Data Science – Memorial Sloan Kettering Cancer Center Breast Cancer Study 2018 (cBioPortal)

An implementation of Machine Learning and Data Science on a Breast Cancer study from Memorial Sloan Kettering Cancer Center from 2018. This project was part of an intensive 7 week Boston University CS 677 course on Data Science Fundamentals. All data was made available on cBioPortal and I’ve added it here as well.

(View on GitHub).

(Full Screen)


In this study we perform relational data analysis, we perform several machine learning algorithms. We end it with creating a contingency table to find association between gene mutations to possibly help visualize relations across gene networks that were discovered in the decision tree step. The Genes choosen to build the contigency table is non-deterministic, running this locally will produce a different set each time.

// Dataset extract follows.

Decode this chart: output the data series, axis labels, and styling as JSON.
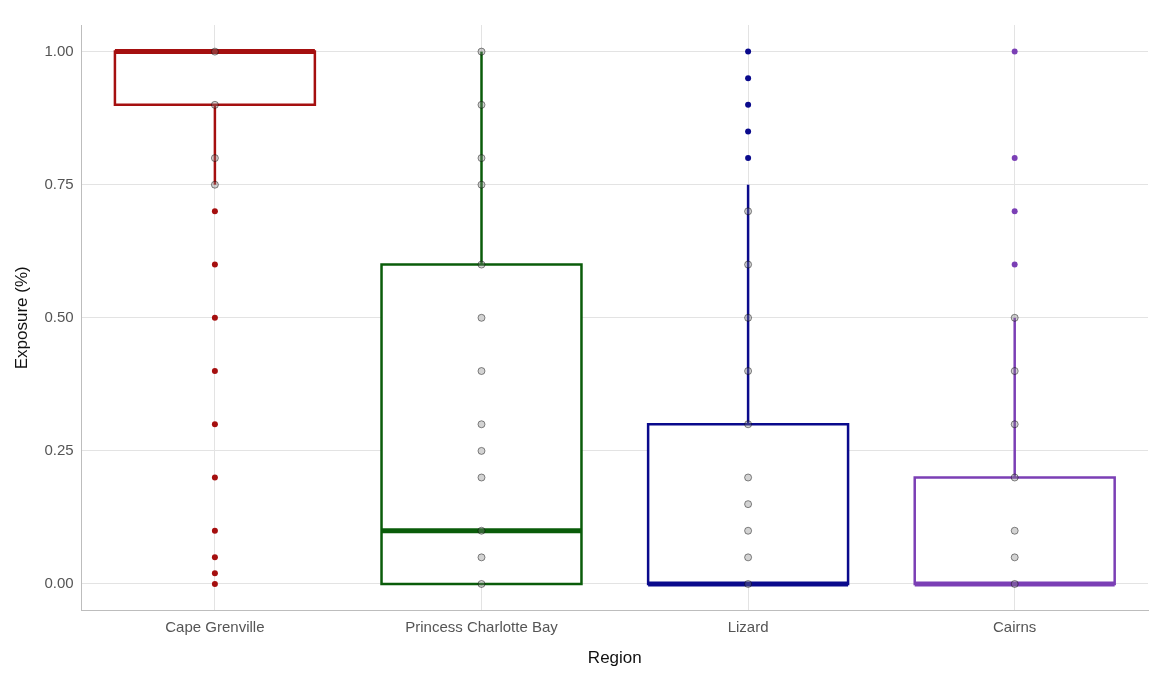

The purpose of this analysis was to help researchers with a collection of tools for data science. It contains query functions, dataframes based on clinical outcome, relational data mapping, and more. I have provided some analysis of the genetics based on small research into each gene mutation. My background is Computer Science, with some minor Computational Biology work. I have highlighted as well some genes that have only been present in each outcome.

I hope this serves a greater purpose to help out researchers.


Random Tree Ensemble

A Random Tree Ensemble is a collection of Decision trees with non-deterministic properties designed to prevent over-fitting through random selection of sample training data and feature sets (columns – in our case gene mutations). They construct a decision tree through usuage of information entropy to enhance the gain of information across a decision node. These trees then form a collection of decision makers that vote on a classification together.

Neural Network

The neural network used focuses on a logistic regression activation function, which works through passing a linear regression through a sigmoid function to inspire logical classifcation (binary). In the case of activation, it uses this for propagation throughout the Neural network. We attempt to predict survival based on gene mutations.

Naive Bayes

Naive Bayes employs conditional probabilities and Bayes Theorem to determine class. It is called Naive because it employs the notion of independence to determine class which allows for unique mathematical operations not possible in dependence.